Covid Fallout on Fast-Track Projects: Some coping better than others
Annual allocations for four of the seven ADP-funded first-track projects have either increased or remained the same, a sign that those are coping well with the pandemic fallout.
Allocations for the three other projects, including that of the Padma bridge and the Rooppur nuclear power plant, have been slashed significantly in the government's revised annual development programme (ADP).
Padma Bridge Rail Link Project, which made headlines recently after its Chinese contractor alleged fund crisis, got around 50 percent more than the original allocation for the current fiscal year.
The National Economic Council, presided over by Prime Minister Sheikh Hasina, yesterday approved the revised ADP.
Apart from the rail link project, allocations for the Matarbari 1,200MW coal-fired power plant and the Payra Deep-sea Port have been increased.
The allocation for the Mass Rapid Transit Line-6 (MRT-6), under which the country's first ever metro rail is being built, remained the same, according to documents.
Apart from the Padma bridge and the Rooppur power plant projects, the allocation for Chattogram-Cox's Bazar Rail Line was also reduced.
The eighth fast-track project, Rampal Power Plan, is not being funded by the ADP.
Most of the projects are running behind schedule largely due to uncertainty over funding, the Gulshan cafe attack in 2016, complexity over designs, planning, and land acquisition.
When the project got momentum after most of the complexities were addressed, the pandemic slowed down work. Work on most projects remained almost halted for several months last year.
Various studies show that the country's GDP would increase by 3 to 4 percent when all these projects are complete.
ADP REVISION
Bangladesh Railway (BR) is implementing the Padma Bridge Rail Link Project to connect the capital to Jashore with a 169km rail line over the under-construction Padma bridge at a cost of Tk 39,246 crore.
China Railway Group Ltd, the contractor for the biggest project of BR, issued a press statement on February 24 alleging that it had not been paid for work done in the last seven months and this was slowing down project implementation.
The contractor claimed that the government owes it $400 million and the payment delay rendered it unable to buy sufficient construction materials and pay subcontractors and suppliers timely.
The project authorities itself told a railway meeting on February 9 that they were facing fund problems. They sought Tk 1,801.14 crore from the ADP on November 25 but did not get it as of February 9, read BR documents.
According to the revised ADP documents, the annual allocation for the project was Tk 3,684.36 crore but it has been revised to Tk 5,454.86 crore.
Contacted, Project Director Golam Fakhruddin Ahmed Chowdhury said the revised allocation would help them overcome the situation.
"Actually, we wanted to speed up the project work. So we need more allocation," he said.
Padma Bridge Rail Link project witnessed 37.39 percent overall progress until January.
The Tk 35,984 crore Matarbari power plant is scheduled to be completed by 2023. The original ADP allocation of Tk 3,672 crore for the project was revised to Tk 4,200 crore.
Another project that got additional allocation is the Payra Deep-sea Port project. The original allocation for the project this fiscal year was Tk 700 crore but it would now get Tk 1,151.67 crore.

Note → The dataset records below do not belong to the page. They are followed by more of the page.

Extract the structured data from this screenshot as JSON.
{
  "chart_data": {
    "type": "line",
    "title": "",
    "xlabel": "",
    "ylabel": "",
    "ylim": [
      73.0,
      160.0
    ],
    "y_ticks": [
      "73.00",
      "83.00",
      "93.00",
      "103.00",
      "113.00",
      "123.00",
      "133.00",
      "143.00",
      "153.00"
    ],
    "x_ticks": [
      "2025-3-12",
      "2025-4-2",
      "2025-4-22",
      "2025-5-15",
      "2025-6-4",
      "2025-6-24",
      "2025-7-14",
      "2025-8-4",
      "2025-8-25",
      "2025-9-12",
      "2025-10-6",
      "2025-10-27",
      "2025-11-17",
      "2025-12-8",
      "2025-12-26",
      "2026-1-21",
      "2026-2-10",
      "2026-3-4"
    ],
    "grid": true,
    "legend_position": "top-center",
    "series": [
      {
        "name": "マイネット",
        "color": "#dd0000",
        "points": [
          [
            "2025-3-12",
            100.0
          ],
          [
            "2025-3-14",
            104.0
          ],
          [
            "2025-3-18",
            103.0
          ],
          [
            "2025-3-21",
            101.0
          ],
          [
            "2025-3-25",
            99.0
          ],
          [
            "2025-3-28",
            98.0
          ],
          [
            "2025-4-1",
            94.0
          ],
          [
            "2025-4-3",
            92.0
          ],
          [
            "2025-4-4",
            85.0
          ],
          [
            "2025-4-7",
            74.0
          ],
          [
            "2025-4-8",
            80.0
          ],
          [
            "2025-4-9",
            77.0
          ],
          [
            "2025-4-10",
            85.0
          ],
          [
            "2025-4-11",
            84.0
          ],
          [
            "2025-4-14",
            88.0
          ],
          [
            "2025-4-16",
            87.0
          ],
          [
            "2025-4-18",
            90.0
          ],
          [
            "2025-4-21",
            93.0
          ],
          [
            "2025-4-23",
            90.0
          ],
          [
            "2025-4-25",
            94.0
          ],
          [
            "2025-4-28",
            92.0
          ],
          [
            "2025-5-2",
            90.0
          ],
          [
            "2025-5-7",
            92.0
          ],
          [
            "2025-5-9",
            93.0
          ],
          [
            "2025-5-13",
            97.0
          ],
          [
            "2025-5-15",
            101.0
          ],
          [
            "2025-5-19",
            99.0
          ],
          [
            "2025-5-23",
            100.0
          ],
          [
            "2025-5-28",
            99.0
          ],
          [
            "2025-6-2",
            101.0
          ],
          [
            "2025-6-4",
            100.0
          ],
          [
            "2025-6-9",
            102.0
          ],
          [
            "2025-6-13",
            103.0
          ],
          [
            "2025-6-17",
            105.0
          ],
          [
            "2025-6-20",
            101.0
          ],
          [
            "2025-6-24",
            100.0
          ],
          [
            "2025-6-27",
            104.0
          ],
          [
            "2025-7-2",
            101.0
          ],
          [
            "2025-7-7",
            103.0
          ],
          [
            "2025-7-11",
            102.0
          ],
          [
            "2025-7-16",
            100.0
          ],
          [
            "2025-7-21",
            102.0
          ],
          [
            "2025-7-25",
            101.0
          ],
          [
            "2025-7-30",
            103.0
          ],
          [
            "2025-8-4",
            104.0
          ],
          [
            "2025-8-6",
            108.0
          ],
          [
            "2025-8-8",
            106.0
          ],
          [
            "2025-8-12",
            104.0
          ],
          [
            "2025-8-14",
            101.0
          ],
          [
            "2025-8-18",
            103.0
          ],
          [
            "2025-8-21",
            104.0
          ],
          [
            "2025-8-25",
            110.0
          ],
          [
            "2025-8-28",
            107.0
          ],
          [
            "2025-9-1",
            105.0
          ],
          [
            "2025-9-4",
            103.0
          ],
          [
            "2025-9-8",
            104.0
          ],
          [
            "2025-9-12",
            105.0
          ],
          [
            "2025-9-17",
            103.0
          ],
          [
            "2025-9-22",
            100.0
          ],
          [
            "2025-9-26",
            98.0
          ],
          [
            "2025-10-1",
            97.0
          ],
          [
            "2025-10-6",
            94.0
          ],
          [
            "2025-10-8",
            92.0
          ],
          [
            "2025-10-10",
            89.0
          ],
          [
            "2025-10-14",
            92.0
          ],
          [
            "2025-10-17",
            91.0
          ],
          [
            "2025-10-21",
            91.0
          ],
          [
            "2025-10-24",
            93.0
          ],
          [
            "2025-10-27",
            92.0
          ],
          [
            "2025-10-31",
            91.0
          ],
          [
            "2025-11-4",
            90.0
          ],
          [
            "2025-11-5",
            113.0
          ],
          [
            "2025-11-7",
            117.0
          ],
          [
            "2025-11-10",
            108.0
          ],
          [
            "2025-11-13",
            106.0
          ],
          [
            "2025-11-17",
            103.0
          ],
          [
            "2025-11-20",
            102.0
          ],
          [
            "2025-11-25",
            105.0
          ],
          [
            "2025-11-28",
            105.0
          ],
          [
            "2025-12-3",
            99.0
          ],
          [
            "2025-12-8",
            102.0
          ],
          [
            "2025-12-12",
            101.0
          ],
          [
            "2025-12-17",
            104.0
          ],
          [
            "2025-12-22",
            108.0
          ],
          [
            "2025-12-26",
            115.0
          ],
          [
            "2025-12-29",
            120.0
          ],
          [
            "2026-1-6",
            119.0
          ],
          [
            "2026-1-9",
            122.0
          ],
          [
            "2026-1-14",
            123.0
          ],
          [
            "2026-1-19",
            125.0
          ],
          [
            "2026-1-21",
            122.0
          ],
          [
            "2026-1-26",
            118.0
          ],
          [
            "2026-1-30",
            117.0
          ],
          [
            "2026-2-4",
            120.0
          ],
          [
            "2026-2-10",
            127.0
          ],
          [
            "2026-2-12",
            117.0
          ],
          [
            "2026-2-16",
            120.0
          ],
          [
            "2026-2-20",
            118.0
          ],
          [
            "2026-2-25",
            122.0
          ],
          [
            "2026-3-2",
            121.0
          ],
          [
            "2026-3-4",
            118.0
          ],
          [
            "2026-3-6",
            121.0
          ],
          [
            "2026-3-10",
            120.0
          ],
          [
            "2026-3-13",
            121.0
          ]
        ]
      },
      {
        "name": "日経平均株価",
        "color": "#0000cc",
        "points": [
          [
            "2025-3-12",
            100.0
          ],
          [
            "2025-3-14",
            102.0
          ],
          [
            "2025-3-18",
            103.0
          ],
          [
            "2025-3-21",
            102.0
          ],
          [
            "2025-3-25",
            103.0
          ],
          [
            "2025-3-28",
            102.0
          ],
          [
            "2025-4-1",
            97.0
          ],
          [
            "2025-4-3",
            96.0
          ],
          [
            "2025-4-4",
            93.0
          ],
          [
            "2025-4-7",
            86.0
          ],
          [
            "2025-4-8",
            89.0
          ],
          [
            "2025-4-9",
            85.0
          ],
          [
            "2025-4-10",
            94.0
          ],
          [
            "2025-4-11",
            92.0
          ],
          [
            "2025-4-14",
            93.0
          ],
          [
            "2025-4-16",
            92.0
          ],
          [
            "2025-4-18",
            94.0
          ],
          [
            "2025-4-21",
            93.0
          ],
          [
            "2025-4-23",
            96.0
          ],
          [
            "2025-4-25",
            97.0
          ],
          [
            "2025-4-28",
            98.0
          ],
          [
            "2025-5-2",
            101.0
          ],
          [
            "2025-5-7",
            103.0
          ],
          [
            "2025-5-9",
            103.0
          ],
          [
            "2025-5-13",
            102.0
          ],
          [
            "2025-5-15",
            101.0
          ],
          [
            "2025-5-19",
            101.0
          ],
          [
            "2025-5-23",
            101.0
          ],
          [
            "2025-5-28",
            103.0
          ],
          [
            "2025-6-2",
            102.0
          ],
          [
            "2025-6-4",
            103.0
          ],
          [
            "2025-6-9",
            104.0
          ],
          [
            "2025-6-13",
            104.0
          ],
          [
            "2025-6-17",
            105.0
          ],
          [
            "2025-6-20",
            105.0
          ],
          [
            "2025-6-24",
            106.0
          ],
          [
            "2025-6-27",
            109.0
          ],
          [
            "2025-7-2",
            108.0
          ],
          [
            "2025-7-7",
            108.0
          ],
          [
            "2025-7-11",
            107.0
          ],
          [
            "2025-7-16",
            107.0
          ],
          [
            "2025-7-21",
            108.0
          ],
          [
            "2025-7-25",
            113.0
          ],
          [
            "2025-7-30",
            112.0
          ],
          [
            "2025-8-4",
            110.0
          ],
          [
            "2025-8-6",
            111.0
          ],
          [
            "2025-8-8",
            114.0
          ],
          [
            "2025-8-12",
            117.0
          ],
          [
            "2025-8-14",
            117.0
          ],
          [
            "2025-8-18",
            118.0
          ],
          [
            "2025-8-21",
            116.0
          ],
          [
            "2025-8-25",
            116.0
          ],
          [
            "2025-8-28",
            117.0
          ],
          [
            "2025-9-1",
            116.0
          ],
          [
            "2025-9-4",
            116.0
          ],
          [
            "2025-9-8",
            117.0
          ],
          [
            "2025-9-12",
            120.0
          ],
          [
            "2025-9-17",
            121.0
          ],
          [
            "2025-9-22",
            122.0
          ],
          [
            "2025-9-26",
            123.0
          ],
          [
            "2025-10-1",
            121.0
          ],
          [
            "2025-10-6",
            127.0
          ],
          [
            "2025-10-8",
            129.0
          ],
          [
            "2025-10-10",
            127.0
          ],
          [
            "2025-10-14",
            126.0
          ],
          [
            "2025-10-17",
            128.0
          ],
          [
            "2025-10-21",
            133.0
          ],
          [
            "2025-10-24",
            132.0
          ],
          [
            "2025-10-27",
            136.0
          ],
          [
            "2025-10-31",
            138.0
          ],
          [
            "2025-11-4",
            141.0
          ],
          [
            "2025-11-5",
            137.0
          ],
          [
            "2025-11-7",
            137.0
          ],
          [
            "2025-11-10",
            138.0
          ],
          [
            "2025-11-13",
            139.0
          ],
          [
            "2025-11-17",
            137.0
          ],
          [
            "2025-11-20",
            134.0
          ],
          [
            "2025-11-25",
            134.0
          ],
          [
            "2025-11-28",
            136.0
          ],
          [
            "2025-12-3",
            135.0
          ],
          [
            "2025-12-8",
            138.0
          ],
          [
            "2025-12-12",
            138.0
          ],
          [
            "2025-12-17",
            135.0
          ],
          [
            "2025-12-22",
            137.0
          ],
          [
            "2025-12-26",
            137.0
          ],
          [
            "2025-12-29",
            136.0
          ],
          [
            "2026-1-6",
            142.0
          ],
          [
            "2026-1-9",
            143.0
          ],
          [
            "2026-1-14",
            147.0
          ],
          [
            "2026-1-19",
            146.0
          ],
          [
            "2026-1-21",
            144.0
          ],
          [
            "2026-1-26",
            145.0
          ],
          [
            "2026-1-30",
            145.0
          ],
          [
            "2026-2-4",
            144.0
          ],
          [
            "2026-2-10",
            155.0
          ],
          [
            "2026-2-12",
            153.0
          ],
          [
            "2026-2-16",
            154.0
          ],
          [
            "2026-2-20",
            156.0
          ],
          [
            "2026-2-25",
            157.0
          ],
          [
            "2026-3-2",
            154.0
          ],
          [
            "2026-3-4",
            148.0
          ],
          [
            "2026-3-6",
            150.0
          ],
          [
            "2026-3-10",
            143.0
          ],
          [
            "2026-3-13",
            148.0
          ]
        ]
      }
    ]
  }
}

After the first revision, the project cost rose to Tk 4,516.75 crore and completion deadline was re-fixed to June 2023, one and half years more than the original.
While approving the revision on February 16, the PM directed Payra Port Authority (PPA), the implementing agency, to prepare a detailed work plan involving the government's development agenda.

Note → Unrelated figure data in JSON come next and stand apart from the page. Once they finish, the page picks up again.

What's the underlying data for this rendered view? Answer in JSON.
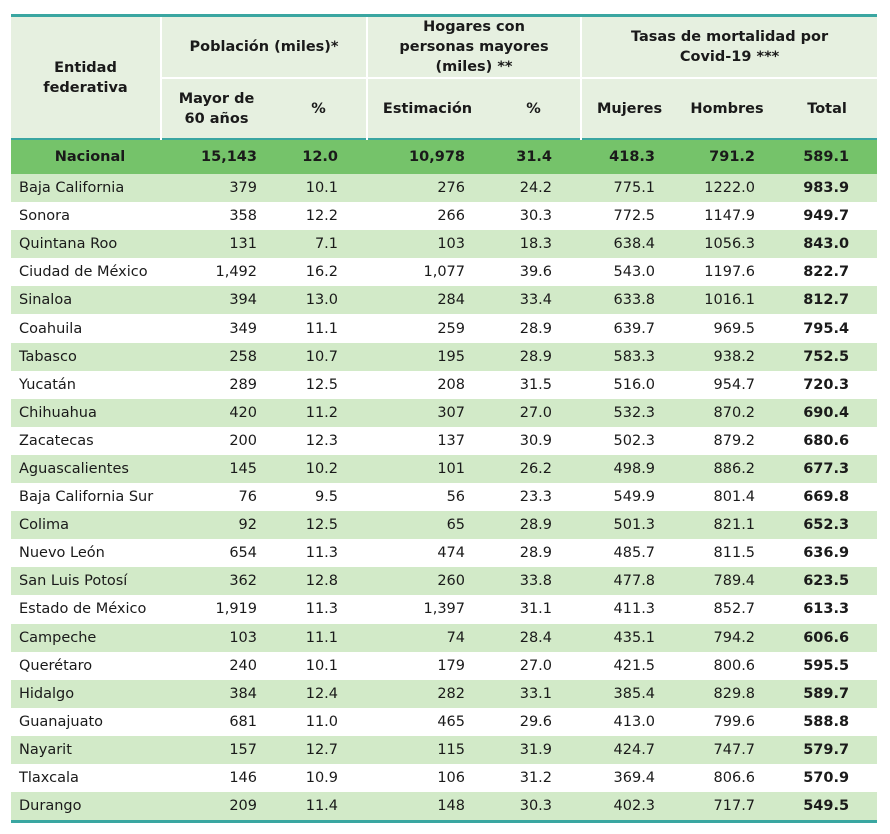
{
  "header": {
    "entity": "Entidad federativa",
    "poblacion": "Población (miles)*",
    "hogares": "Hogares con personas mayores (miles) **",
    "tasas": "Tasas de mortalidad por Covid-19 ***",
    "sub_mayor60": "Mayor de 60 años",
    "sub_pct1": "%",
    "sub_estimacion": "Estimación",
    "sub_pct2": "%",
    "sub_mujeres": "Mujeres",
    "sub_hombres": "Hombres",
    "sub_total": "Total"
  },
  "national": [
    "Nacional",
    "15,143",
    "12.0",
    "10,978",
    "31.4",
    "418.3",
    "791.2",
    "589.1"
  ],
  "rows": [
    [
      "Baja California",
      "379",
      "10.1",
      "276",
      "24.2",
      "775.1",
      "1222.0",
      "983.9"
    ],
    [
      "Sonora",
      "358",
      "12.2",
      "266",
      "30.3",
      "772.5",
      "1147.9",
      "949.7"
    ],
    [
      "Quintana Roo",
      "131",
      "7.1",
      "103",
      "18.3",
      "638.4",
      "1056.3",
      "843.0"
    ],
    [
      "Ciudad de México",
      "1,492",
      "16.2",
      "1,077",
      "39.6",
      "543.0",
      "1197.6",
      "822.7"
    ],
    [
      "Sinaloa",
      "394",
      "13.0",
      "284",
      "33.4",
      "633.8",
      "1016.1",
      "812.7"
    ],
    [
      "Coahuila",
      "349",
      "11.1",
      "259",
      "28.9",
      "639.7",
      "969.5",
      "795.4"
    ],
    [
      "Tabasco",
      "258",
      "10.7",
      "195",
      "28.9",
      "583.3",
      "938.2",
      "752.5"
    ],
    [
      "Yucatán",
      "289",
      "12.5",
      "208",
      "31.5",
      "516.0",
      "954.7",
      "720.3"
    ],
    [
      "Chihuahua",
      "420",
      "11.2",
      "307",
      "27.0",
      "532.3",
      "870.2",
      "690.4"
    ],
    [
      "Zacatecas",
      "200",
      "12.3",
      "137",
      "30.9",
      "502.3",
      "879.2",
      "680.6"
    ],
    [
      "Aguascalientes",
      "145",
      "10.2",
      "101",
      "26.2",
      "498.9",
      "886.2",
      "677.3"
    ],
    [
      "Baja California Sur",
      "76",
      "9.5",
      "56",
      "23.3",
      "549.9",
      "801.4",
      "669.8"
    ],
    [
      "Colima",
      "92",
      "12.5",
      "65",
      "28.9",
      "501.3",
      "821.1",
      "652.3"
    ],
    [
      "Nuevo León",
      "654",
      "11.3",
      "474",
      "28.9",
      "485.7",
      "811.5",
      "636.9"
    ],
    [
      "San Luis Potosí",
      "362",
      "12.8",
      "260",
      "33.8",
      "477.8",
      "789.4",
      "623.5"
    ],
    [
      "Estado de México",
      "1,919",
      "11.3",
      "1,397",
      "31.1",
      "411.3",
      "852.7",
      "613.3"
    ],
    [
      "Campeche",
      "103",
      "11.1",
      "74",
      "28.4",
      "435.1",
      "794.2",
      "606.6"
    ],
    [
      "Querétaro",
      "240",
      "10.1",
      "179",
      "27.0",
      "421.5",
      "800.6",
      "595.5"
    ],
    [
      "Hidalgo",
      "384",
      "12.4",
      "282",
      "33.1",
      "385.4",
      "829.8",
      "589.7"
    ],
    [
      "Guanajuato",
      "681",
      "11.0",
      "465",
      "29.6",
      "413.0",
      "799.6",
      "588.8"
    ],
    [
      "Nayarit",
      "157",
      "12.7",
      "115",
      "31.9",
      "424.7",
      "747.7",
      "579.7"
    ],
    [
      "Tlaxcala",
      "146",
      "10.9",
      "106",
      "31.2",
      "369.4",
      "806.6",
      "570.9"
    ],
    [
      "Durango",
      "209",
      "11.4",
      "148",
      "30.3",
      "402.3",
      "717.7",
      "549.5"
    ]
  ],
  "colors": {
    "accent_line": "#3aa6a1",
    "header_bg": "#e6f0e0",
    "national_bg": "#75c36a",
    "stripe_bg": "#d2eac8"
  }
}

Allocation for the 2,400MW Rooppur Nuclear Power Plant, the biggest single project which is worth Tk 1,13,092 crore, witnessed significant reduction.

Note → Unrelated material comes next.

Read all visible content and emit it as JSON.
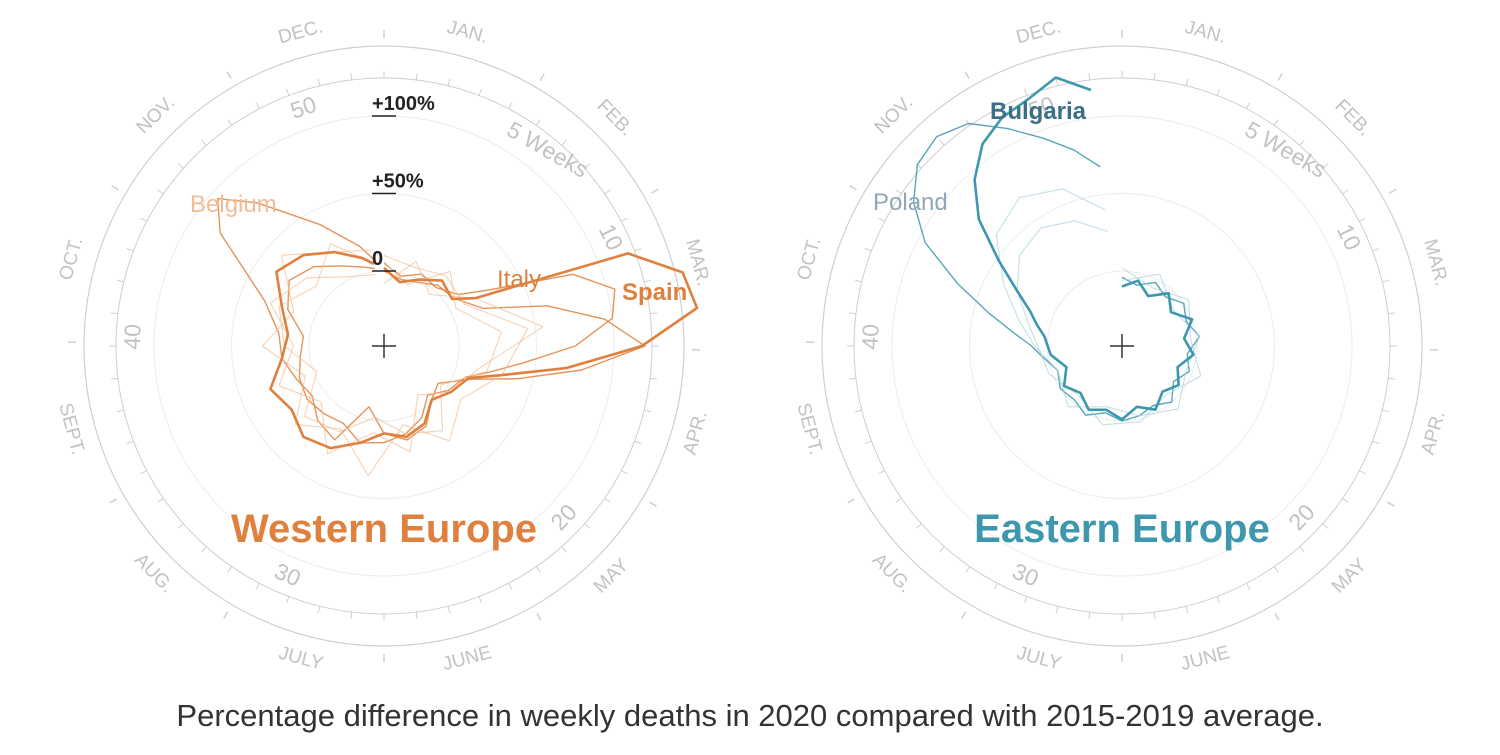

The project would now get Tk 10,166.78 crore this fiscal, which is Tk 5,524.35 crore less than the original allocation.
The power plant project made 34.34 percent progress until December last year.
Annual allocation for Padma bridge reduced to Tk 2,099.93 crore. The original allocation was Tk 5,000 crore.
Apart from the pandemic, the much-hyped project faced huge challenge due to strong currents in the Padma river. No span could not be installed for around four months due to this, officials said.
However, installation of the all spans were completed in December last year and the bridge is expected to be opened to the public in June next year.
The overall implementation progress of the project is 84 percent as of January.
Allocation for the Chattagram-Cox's Bazar rail line project was cut to Tk 990 crore from the original Tk 1,500 crore.
Project work suffered delays due to the pandemic, that's why the funds could not be utilised, a project official said.
The project has seen 49 percent progress as of January.
The MRT-6, an elevated metro rail from Uttara third phase to Motijheel, saw 56.94 percent overall progress made as of January.
Annual allocation for the project, Tk 5542.83 crore, remained unchanged.